From the Oct. 2007 Issue
British anthropologist Robin Dunbar originally posited what’s now become known simply as Dunbar’s number. The number, which is 150, was popularized by Malcom Gladwell in his recent best-selling business book, “The Tipping Point,” and represents the theoretical maximum size of group in which all the members can maintain a “relationship.” Dunbar defined that relationship as one that required every group member to know who each person is and how each person relates socially to every other person in the group. It’s generally accepted that group sizes larger than this usually require more restrictive rules and regulations to maintain order. So what does this have to do with us in the public accounting and technology community? I believe it has plenty do with us, and I’ll explain why.
Unless you’ve been living under a rock, you’ve probably heard of MySpace. It’s the fabulously successful “social networking” website owned by Rupert Murdoch’s News Corp. MySpace now includes nearly 200 MILLION accounts and claims to be adding accounts at the rate of 250,000 per DAY! Technology is, if not increasing Dunbar’s number, then, certainly assisting in management of those individuals included in it. It’s my observation that practicing accountants aren’t well-represented on MySpace (although results for a search of “CPA” included 22,000 hits), nor are they big users of the other players in the “social networking” field.

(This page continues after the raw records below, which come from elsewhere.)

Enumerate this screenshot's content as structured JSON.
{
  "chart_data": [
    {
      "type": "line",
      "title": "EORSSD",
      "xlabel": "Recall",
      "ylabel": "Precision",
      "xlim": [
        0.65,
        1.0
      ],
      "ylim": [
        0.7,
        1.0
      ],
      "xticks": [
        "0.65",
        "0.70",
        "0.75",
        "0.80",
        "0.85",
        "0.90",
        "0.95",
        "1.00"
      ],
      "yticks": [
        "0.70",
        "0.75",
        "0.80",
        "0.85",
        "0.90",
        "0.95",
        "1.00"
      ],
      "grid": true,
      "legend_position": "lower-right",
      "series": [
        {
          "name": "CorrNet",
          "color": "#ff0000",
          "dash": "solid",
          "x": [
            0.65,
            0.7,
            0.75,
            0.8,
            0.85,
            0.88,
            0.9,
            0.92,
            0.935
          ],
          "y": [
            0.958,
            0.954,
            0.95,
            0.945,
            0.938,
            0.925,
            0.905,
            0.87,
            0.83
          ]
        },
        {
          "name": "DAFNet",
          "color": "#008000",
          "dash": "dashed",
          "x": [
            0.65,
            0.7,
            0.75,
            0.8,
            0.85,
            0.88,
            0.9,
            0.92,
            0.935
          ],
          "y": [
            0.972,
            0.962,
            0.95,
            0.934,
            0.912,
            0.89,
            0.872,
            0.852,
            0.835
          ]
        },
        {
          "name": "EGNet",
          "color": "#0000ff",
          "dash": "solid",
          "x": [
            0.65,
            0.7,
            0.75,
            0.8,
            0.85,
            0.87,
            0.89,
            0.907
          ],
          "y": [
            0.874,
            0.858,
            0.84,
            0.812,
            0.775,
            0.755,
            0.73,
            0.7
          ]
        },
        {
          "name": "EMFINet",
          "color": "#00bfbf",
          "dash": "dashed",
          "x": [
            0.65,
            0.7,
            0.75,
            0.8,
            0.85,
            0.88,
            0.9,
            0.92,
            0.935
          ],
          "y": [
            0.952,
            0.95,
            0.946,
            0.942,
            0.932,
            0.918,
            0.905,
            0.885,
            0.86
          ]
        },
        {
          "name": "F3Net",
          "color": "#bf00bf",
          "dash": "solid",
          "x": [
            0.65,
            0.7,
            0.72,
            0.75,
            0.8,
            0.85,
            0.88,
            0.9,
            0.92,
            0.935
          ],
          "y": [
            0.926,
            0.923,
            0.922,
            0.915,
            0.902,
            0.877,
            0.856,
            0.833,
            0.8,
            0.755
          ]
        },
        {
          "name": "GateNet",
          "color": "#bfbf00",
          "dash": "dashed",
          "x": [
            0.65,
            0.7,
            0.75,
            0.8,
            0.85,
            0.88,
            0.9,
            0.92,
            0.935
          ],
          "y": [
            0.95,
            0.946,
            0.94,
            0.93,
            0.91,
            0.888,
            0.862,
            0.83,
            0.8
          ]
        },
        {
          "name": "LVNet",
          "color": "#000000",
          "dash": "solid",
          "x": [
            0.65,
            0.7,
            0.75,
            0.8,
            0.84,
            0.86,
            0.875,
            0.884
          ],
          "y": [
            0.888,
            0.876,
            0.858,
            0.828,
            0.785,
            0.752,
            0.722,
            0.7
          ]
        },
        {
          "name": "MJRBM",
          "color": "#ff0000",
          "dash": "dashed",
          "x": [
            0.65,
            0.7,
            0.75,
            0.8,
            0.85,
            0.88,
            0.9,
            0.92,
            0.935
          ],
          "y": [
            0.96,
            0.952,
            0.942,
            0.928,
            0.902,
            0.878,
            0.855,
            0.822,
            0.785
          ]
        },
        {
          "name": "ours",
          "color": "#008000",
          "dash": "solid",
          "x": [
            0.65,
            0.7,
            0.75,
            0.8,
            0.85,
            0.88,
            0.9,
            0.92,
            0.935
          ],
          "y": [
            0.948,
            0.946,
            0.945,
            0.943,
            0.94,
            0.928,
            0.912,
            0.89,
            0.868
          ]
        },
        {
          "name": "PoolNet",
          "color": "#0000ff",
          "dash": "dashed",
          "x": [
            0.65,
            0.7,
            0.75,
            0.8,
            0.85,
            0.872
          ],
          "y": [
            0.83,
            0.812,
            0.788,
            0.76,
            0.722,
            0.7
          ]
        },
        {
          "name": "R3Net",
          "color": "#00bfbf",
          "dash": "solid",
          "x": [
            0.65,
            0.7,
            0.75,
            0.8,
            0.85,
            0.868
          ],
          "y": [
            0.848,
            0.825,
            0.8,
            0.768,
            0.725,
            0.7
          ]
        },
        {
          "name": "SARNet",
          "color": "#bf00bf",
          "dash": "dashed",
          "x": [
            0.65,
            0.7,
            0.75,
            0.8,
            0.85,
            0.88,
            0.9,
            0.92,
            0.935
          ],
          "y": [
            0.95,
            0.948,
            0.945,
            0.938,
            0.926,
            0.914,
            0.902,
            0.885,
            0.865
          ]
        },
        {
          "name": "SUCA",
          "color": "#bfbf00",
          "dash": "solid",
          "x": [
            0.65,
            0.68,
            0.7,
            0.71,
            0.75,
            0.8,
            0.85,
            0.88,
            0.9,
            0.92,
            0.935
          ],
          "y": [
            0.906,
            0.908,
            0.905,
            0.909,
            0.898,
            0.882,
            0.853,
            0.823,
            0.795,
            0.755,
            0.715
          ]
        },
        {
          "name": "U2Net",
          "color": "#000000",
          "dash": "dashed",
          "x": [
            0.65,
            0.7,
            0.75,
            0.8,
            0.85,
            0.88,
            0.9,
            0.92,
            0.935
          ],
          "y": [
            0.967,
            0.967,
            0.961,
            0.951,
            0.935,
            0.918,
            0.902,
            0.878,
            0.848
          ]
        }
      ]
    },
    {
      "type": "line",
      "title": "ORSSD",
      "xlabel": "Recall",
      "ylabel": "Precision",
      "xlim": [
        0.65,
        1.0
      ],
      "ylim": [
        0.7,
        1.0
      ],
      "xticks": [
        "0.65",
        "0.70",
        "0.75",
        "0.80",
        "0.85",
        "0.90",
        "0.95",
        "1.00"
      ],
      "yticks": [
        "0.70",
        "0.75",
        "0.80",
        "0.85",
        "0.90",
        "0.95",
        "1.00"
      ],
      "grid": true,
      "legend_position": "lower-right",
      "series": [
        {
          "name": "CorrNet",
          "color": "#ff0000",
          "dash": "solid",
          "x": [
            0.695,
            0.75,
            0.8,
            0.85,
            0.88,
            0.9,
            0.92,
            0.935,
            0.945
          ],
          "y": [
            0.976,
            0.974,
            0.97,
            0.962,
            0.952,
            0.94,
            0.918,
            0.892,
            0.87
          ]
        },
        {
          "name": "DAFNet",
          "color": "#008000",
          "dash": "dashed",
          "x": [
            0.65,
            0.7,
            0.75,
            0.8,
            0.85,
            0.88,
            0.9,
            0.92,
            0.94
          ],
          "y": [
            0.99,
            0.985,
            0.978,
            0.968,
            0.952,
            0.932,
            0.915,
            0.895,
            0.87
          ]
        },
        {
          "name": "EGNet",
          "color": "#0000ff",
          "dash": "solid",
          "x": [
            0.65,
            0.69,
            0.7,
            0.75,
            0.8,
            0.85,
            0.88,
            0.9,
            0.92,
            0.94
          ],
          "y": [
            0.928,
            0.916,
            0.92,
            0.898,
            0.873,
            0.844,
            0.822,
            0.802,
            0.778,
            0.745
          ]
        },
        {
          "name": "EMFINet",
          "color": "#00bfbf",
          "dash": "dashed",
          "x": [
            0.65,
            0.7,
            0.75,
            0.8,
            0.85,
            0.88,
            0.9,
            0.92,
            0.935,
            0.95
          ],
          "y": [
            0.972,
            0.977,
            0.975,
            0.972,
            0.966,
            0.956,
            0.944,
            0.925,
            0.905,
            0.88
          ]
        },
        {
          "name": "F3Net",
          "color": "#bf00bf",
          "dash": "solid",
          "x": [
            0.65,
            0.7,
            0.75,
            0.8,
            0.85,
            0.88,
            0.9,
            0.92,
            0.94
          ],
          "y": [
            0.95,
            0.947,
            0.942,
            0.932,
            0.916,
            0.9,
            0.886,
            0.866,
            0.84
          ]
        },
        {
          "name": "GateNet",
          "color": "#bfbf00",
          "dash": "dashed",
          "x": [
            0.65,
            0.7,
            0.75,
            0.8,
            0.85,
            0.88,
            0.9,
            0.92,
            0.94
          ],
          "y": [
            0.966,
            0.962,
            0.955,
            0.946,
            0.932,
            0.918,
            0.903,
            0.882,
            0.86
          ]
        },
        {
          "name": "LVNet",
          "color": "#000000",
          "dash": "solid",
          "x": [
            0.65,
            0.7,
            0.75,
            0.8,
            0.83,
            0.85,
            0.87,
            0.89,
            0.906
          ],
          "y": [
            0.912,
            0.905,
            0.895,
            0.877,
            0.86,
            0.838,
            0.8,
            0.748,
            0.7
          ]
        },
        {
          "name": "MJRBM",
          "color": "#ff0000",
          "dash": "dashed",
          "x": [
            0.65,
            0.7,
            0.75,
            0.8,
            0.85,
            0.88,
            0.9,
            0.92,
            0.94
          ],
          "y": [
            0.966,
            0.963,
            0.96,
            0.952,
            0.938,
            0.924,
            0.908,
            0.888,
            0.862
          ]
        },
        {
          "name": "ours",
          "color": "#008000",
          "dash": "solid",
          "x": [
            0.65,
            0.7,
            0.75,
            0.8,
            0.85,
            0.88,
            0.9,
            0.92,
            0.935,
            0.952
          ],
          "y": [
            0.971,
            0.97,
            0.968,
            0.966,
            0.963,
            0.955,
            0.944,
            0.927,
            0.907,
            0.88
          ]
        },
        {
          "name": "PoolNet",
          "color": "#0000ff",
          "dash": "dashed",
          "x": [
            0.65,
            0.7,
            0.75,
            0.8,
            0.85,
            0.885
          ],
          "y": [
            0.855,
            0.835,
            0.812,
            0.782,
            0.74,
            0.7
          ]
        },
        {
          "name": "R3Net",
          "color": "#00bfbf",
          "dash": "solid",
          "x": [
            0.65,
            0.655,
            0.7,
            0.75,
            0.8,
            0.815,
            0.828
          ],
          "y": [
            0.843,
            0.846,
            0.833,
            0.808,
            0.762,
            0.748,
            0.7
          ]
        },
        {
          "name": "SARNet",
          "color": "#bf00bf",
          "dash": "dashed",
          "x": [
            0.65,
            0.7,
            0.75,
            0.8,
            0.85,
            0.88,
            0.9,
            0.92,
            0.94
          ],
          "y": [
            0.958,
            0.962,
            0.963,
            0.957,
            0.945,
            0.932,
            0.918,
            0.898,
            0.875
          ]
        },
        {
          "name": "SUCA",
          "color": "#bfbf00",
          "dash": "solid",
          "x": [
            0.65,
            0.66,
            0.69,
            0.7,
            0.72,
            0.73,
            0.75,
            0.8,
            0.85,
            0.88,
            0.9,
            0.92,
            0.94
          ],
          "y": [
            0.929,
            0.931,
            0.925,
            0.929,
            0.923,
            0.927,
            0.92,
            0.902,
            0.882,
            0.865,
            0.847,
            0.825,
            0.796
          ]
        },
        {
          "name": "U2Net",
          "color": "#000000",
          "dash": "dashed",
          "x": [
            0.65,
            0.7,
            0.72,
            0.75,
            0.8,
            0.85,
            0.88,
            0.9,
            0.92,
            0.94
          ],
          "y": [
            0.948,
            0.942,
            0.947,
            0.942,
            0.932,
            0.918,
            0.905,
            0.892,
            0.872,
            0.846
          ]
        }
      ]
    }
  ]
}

The others I’d include in this space are Windows Live Spaces, Friendster, Facebook, LinkedIn and Plaxo. While some are clearly student and personal-contact oriented, others are moving inexorably toward the business and professional space. Just over two years ago, Ried Elsiver’s LexisNexis unit acquired Interface software and has now integrated it into its product line as a CRM (Client Relationship Management) system. The interesting thing is that, at its heart, Interface is a “social networking” system. Other vendors are most certainly watching upstarts in this space. Facebook was, until recently, limited to those with a dot-edu address — essentially, only students. After opening the system to all comers just a few short months ago, Facebook now claims that over 50 percent of its users (the latest count is nearly 50 million and growing 3 percent per WEEK) are non-students. In fact, Yahoo! offered Facebook founder Mark Zuckerberg one billion dollars for the company, and he turned it down. What’s going on here?
Simply stated, it’s the search for the Holy Grail. In this case, the Grail is a single repository for everyone to keep in contact with everyone else. I’m not at all certain that we’ll ever have that (or even if it’s advisable), but I am sure that there are ramifications for practicing accountants. Business and professional people are beginning to realize that the FOAF (friend-of-a-friend) system of social networking is an efficient and helpful way to either manage your 150 friends, or to significantly increase the number. Visionary practitioners (notice I said visionary, not young; those terms are neither synonymous nor mutually exclusive) are beginning to show up on these networks regularly. If you’re smart, you’ll consider joining them. But how? And which one? Who will win the race? What should we be doing? My advice? At a minimum, you should be “discoverable” if someone is seeking you out. The following are all FREE and can be implemented in a few hours.
Set up a LinkedIn account. You create a profile that details your education, employment and professional accomplishments. Once you’re “found,” former and current colleagues can “add” you to their networks as a “connection.” And you can add them, as well. Your “connections” are then visible to those to whom you are connected, and so forth. It’s sort of like “six degrees” for real life! You add more connections by inviting trusted contacts to join the system and connect to you, ultimately linking you to thousands of other professionals.
Set up an account here, too. It’s just too active to skip. In 15 minutes, you can have a respectable bio up and available. It’s much like LinkedIn, but definitely serving a younger demographic. For now. It’s changing daily, so why wait? One new client or one recruited employee makes it instantly worthwhile.
I’ve written about this before. It’s a no-brainer. They have over 15 million members, and every one of them who’s in your address book will automatically and instantaneously be connected to you. Its beauty is in the seamless exchange of contact information. When a member changes his or her contact information, it’s automatically reflected in the address books of every other connected Plaxo member. For example, I recently changed my fax number. I simply updated my Plaxo account, and every one of my Plaxo member contacts had my new number instantly. It’s very clever and very handy. In early August, Plaxo rolled out a service called Plaxo Pulse, which holds great promise in that “race for the Holy Grail.” It solves the multiple platform problem through aggregation. It’s much too early to opine on Pulse, but it does hold some promise.
WHAT TO SKIP
Friendster, Windows Live Spaces and MySpace. These three are consumer level and extremely youth oriented. Save your time; don’t bother.